I walked out of Denny's at about midnight. I didn't know where I was going. I just needed to go somewhere, alone with my thoughts. Maybe it was somewhat of a breakdown, or trying to avoid one, but all I told my friends is that I needed a walk and was going "that way." On the drive over from campus, I broke the small-talk, casual conversation by asking a simple yet pointed question: "What would you guys do if you were having a major identity and spiritual crisis?"
Obviously, it wasn't as hypothetical as it may have sounded -- I needed a voice of reason in that moment, someone to tell me what to do. I knew that it wasn't an easily answered question. If it was, I probably could have figured it out on my own by then. After all, this "crisis" had begun about six weeks ago, when I picked up a book called "30-Second Religion." The premise of the book is to explain each major world religion through a 30-second reading. The book intrigued me; I was surprised to read about the similarities between many distinct beliefs. Almost all acknowledge a higher being, a sense of good that humans should strive for, and an effort to understand the surrounding world. Granted, some religions seemed pretty far out there, but I knew even to other Christians around the world, Western religious practices seem nonsensical. I desired to know more, and my search began.
You don't have to look far to find other perspectives. Even within Christianity there are countless denominations, some divided over small differences, others separated because of serious theological disputes. But it seemed that most of my life, I was content with believing whatever was taught to me. I didn't ask many questions, but maybe I just didn't know the right questions to ask. I've heard it said that looking for answers will often lead to more questions. But could that be a form of laziness, not wanting to seek for fear of finding out we were wrong about something? Maybe something our parents taught us our whole lives, or something we've always assumed to be true? I'll admit, it was somewhat easier to eat what was fed to me, to take at face value what I heard from Christian radio, from my private-school teachers, and from my pastors at church.
I'm in no way saying that any of those sources purposely deceived me. But they are secondhand sources, and human, right? I read the Bible through for the first time last year. Seems like I would've done it sooner as I've professed, basically all my life, to believe what's in the book. But until I read it for myself, I didn't know all that it said, and all that it didn't.
This semester, I'm in a Christian Theology class. For the first time in my life, I was told why the Catholic Bible contains more books than the Protestant Bible. So I've started reading the Apocrypha. I'm reading a lot of the Qur'an for another class. "Love Wins" by Rob Bell was described to me as a very heretical book, but reading it for myself was completely different than the descriptions I'd heard. "The Kingdom of God Is Within You" by Leo Tolstoy is another read that has really challenged me with its unorthodox musings.

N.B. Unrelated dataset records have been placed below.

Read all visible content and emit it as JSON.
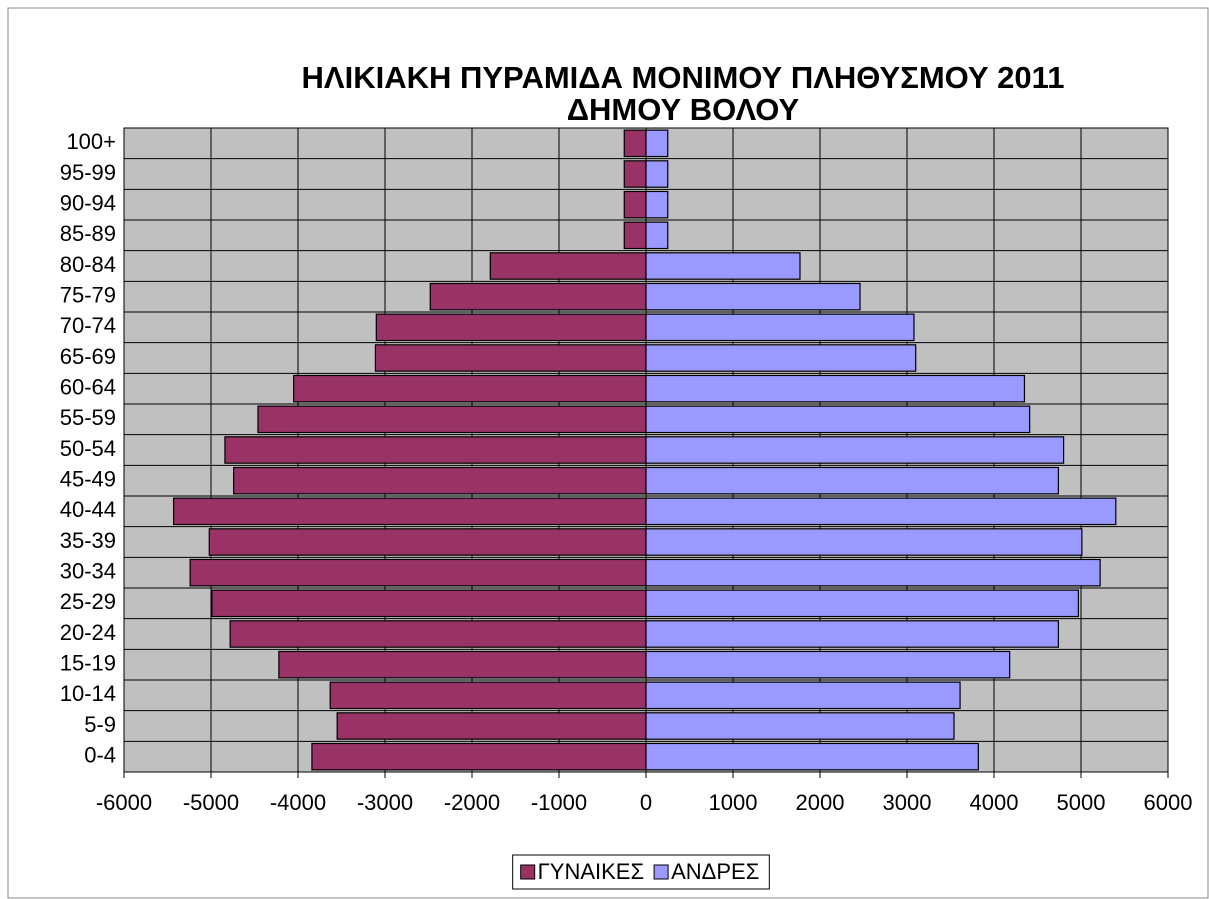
{
  "chart_data": {
    "type": "pyramid",
    "title": "ΗΛΙΚΙΑΚΗ ΠΥΡΑΜΙΔΑ ΜΟΝΙΜΟΥ ΠΛΗΘΥΣΜΟΥ 2011",
    "subtitle": "ΔΗΜΟΥ ΒΟΛΟΥ",
    "categories": [
      "0-4",
      "5-9",
      "10-14",
      "15-19",
      "20-24",
      "25-29",
      "30-34",
      "35-39",
      "40-44",
      "45-49",
      "50-54",
      "55-59",
      "60-64",
      "65-69",
      "70-74",
      "75-79",
      "80-84",
      "85-89",
      "90-94",
      "95-99",
      "100+"
    ],
    "series": [
      {
        "name": "ΓΥΝΑΙΚΕΣ",
        "color": "#993366",
        "values": [
          -3840,
          -3550,
          -3630,
          -4220,
          -4780,
          -4990,
          -5240,
          -5020,
          -5430,
          -4740,
          -4840,
          -4460,
          -4050,
          -3110,
          -3100,
          -2480,
          -1790,
          -250,
          -250,
          -250,
          -250
        ]
      },
      {
        "name": "ΑΝΔΡΕΣ",
        "color": "#9999ff",
        "values": [
          3820,
          3540,
          3610,
          4180,
          4740,
          4970,
          5220,
          5010,
          5400,
          4740,
          4800,
          4410,
          4350,
          3100,
          3080,
          2460,
          1770,
          250,
          250,
          250,
          250
        ]
      }
    ],
    "xlim": [
      -6000,
      6000
    ],
    "xticks": [
      -6000,
      -5000,
      -4000,
      -3000,
      -2000,
      -1000,
      0,
      1000,
      2000,
      3000,
      4000,
      5000,
      6000
    ],
    "grid": true,
    "legend": "bottom"
  }
}
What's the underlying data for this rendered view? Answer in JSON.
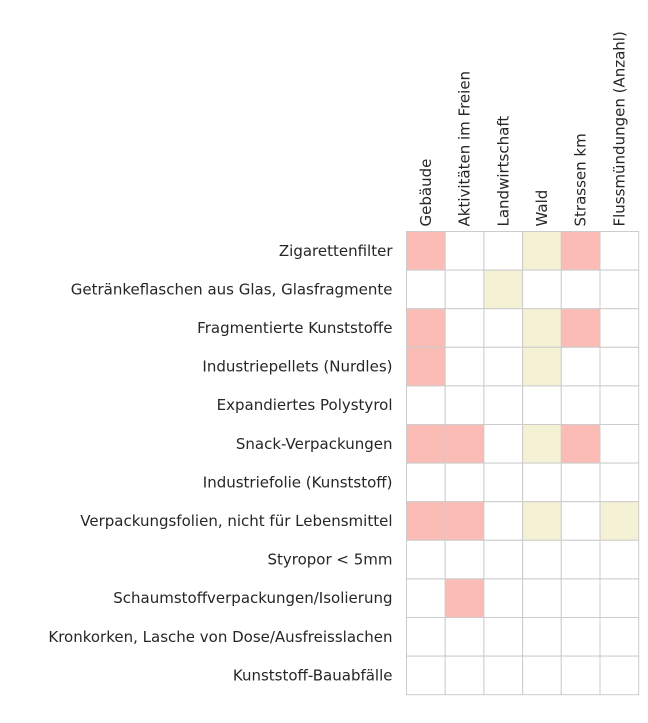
{
  "chart_data": {
    "type": "heatmap",
    "title": "",
    "columns": [
      "Gebäude",
      "Aktivitäten im Freien",
      "Landwirtschaft",
      "Wald",
      "Strassen km",
      "Flussmündungen (Anzahl)"
    ],
    "rows": [
      "Zigarettenfilter",
      "Getränkeflaschen aus Glas, Glasfragmente",
      "Fragmentierte Kunststoffe",
      "Industriepellets (Nurdles)",
      "Expandiertes Polystyrol",
      "Snack-Verpackungen",
      "Industriefolie (Kunststoff)",
      "Verpackungsfolien, nicht für Lebensmittel",
      "Styropor < 5mm",
      "Schaumstoffverpackungen/Isolierung",
      "Kronkorken, Lasche von Dose/Ausfreisslachen",
      "Kunststoff-Bauabfälle"
    ],
    "values": [
      [
        1,
        0,
        0,
        -1,
        1,
        0
      ],
      [
        0,
        0,
        -1,
        0,
        0,
        0
      ],
      [
        1,
        0,
        0,
        -1,
        1,
        0
      ],
      [
        1,
        0,
        0,
        -1,
        0,
        0
      ],
      [
        0,
        0,
        0,
        0,
        0,
        0
      ],
      [
        1,
        1,
        0,
        -1,
        1,
        0
      ],
      [
        0,
        0,
        0,
        0,
        0,
        0
      ],
      [
        1,
        1,
        0,
        -1,
        0,
        -1
      ],
      [
        0,
        0,
        0,
        0,
        0,
        0
      ],
      [
        0,
        1,
        0,
        0,
        0,
        0
      ],
      [
        0,
        0,
        0,
        0,
        0,
        0
      ],
      [
        0,
        0,
        0,
        0,
        0,
        0
      ]
    ],
    "color_map": {
      "1": "#fbbcb6",
      "0": "#ffffff",
      "-1": "#f5f1d5"
    },
    "grid_color": "#cccccc",
    "legend": "none"
  }
}
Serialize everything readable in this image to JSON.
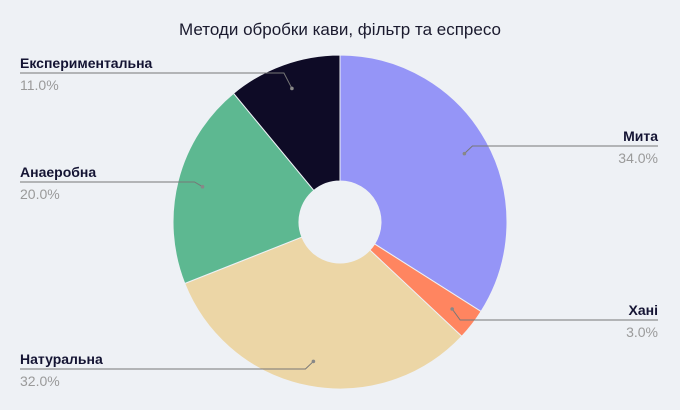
{
  "chart_data": {
    "type": "pie",
    "donut": true,
    "title": "Методи обробки кави, фільтр та еспресо",
    "slices": [
      {
        "label": "Мита",
        "value": 34.0,
        "display": "34.0%",
        "color": "#9595f7"
      },
      {
        "label": "Хані",
        "value": 3.0,
        "display": "3.0%",
        "color": "#ff8560"
      },
      {
        "label": "Натуральна",
        "value": 32.0,
        "display": "32.0%",
        "color": "#ecd6a6"
      },
      {
        "label": "Анаеробна",
        "value": 20.0,
        "display": "20.0%",
        "color": "#5db891"
      },
      {
        "label": "Експериментальна",
        "value": 11.0,
        "display": "11.0%",
        "color": "#0e0b26"
      }
    ],
    "start_angle": "top",
    "direction": "clockwise",
    "legend": "none (callout labels)"
  }
}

Some who I've described my recent journey to have been very supportive. Others warn me about going too far, seemingly fearing that I will lose my faith completely. The latter have a somewhat valid warning: I've been more doubtful than I have in a long time. But I believe this: If God wants us to seek him, and he is the Truth, then my searching will lead to him.
As I walked away from Denny's that late night, I came up to a pair of deer on the side of the road. I stood a mere 20 feet from them, and they looked at me hesitantly. But I remained completely still, and they eventually went back to their foraging. Amid the trash-strewn mud, cleared of trees to make room for real-estate and IRS-relief signs, was a glimpse of the untainted beauty that still exists in a confused world. It was enough inspiration for me to think back, and agree to, my friend's advice about my crisis:
"Whatever you do, don't stop searching."